Trump’s tweet scatters the oil bulls

US shale output is in full flood
“Donald Trump has just pulled the rug out from underneath those betting on an oil-price rally,” says David Sheppard in the Financial Times. On Twitter last week he warned the oil producers’ cartel Opec that oil prices were “getting too high” and asked them to “relax and take it easy”, given that the global economy is “fragile”.

This comes in the wake of an oil-price rise (as measured by the Brent crude benchmark) of almost 25% so far in 2019. Oil producers had slashed production in what Goldman Sachs analysts referred to as a “shock and awe strategy”. Opec and the other big producer, Russia, have cut output from 31.6 million barrels a day (mbpd) in December to 30.8 mbpd in January.
Meanwhile, oil-producing Venezuela has been in meltdown, and Iran’s production is limited by US sanctions. Dwindling supply had bolstered bullish sentiment. But only minutes after Trump’s tweet, the oil price dropped by 2.5%. The tweet’s impact illustrates the oil bull’s “shaky foundations”, says Sheppard.

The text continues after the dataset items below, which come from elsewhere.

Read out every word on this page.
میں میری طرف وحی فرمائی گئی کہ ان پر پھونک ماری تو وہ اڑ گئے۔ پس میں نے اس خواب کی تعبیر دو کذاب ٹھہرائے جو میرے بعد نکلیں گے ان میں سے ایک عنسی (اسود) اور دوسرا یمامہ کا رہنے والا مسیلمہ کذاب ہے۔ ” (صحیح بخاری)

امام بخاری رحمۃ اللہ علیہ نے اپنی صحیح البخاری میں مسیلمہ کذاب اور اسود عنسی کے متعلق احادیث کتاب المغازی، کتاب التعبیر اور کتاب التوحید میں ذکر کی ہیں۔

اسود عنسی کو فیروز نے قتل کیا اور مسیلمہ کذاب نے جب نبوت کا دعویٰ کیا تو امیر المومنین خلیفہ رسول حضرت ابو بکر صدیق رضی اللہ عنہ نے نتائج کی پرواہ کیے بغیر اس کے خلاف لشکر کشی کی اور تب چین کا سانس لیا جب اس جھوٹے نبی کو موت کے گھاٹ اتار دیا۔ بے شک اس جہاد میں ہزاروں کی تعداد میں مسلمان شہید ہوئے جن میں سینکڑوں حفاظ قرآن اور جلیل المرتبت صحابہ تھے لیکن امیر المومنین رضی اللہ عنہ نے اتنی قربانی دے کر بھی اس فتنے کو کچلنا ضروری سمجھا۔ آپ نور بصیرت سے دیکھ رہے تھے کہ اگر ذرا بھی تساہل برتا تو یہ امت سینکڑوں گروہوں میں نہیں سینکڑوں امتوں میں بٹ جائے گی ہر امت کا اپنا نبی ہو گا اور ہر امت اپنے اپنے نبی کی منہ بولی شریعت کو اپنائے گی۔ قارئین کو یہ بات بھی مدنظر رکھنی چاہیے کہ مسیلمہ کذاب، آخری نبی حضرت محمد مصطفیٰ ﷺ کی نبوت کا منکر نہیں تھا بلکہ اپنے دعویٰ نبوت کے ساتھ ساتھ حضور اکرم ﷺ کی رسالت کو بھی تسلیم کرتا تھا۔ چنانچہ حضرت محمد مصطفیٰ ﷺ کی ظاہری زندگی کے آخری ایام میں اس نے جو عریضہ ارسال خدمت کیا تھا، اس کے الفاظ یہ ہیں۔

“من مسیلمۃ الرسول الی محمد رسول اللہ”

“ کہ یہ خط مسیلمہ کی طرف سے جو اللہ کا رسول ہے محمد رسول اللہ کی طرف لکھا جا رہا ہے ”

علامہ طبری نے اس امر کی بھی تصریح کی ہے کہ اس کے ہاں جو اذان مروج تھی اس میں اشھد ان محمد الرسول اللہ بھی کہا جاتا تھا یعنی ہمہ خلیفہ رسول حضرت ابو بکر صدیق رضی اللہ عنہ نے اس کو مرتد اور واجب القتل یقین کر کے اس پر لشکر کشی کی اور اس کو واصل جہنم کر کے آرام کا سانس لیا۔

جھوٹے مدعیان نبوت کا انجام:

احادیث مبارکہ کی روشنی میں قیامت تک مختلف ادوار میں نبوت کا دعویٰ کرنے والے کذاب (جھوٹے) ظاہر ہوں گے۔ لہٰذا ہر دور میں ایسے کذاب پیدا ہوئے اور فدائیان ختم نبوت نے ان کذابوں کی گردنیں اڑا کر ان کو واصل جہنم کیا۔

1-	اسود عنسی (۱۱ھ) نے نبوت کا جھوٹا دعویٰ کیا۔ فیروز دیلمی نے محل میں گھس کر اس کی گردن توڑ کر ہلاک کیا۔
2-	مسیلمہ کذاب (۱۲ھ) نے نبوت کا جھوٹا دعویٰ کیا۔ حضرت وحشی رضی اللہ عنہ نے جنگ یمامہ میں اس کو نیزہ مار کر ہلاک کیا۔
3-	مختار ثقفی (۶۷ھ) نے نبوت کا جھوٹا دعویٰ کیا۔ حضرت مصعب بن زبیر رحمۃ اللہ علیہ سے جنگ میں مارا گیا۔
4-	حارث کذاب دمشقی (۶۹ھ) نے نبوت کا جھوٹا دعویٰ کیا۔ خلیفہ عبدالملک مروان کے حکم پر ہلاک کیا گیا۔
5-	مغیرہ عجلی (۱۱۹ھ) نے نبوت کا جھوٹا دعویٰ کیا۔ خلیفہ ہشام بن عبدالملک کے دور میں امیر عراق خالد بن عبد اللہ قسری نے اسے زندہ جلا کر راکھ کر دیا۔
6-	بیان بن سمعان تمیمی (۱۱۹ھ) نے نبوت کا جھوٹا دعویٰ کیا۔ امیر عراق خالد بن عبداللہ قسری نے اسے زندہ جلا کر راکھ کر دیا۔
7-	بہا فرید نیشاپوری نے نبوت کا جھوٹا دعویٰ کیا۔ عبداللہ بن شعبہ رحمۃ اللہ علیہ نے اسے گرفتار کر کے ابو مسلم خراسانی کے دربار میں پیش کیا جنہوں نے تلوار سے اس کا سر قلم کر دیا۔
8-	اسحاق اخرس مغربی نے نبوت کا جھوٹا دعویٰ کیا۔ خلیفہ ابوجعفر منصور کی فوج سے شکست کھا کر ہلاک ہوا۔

US shale output is in full flood. In the past year, US oil production has risen by two mbpd to a record 12 mbpd in the past year. It is expected to surpass 24 mbpd over the next six years, says Reuters. Last year, American oil producers experienced pipeline bottlenecks, but those should ease by the end of 2019.
ExxonMobil and Chevron, the two largest US oil groups, have sharply lifted their expectations of output. For example, Exxon has revised its projection of oil and gas production in the Permian region of Texas and New Mexico from 600,000 barrels per day to one million a day in 2024.
The oil market is in a ”tug of war” between Opec and shale, as Darrell Fletcher of Huntington Bank told Reuters. And the US team is gaining strength.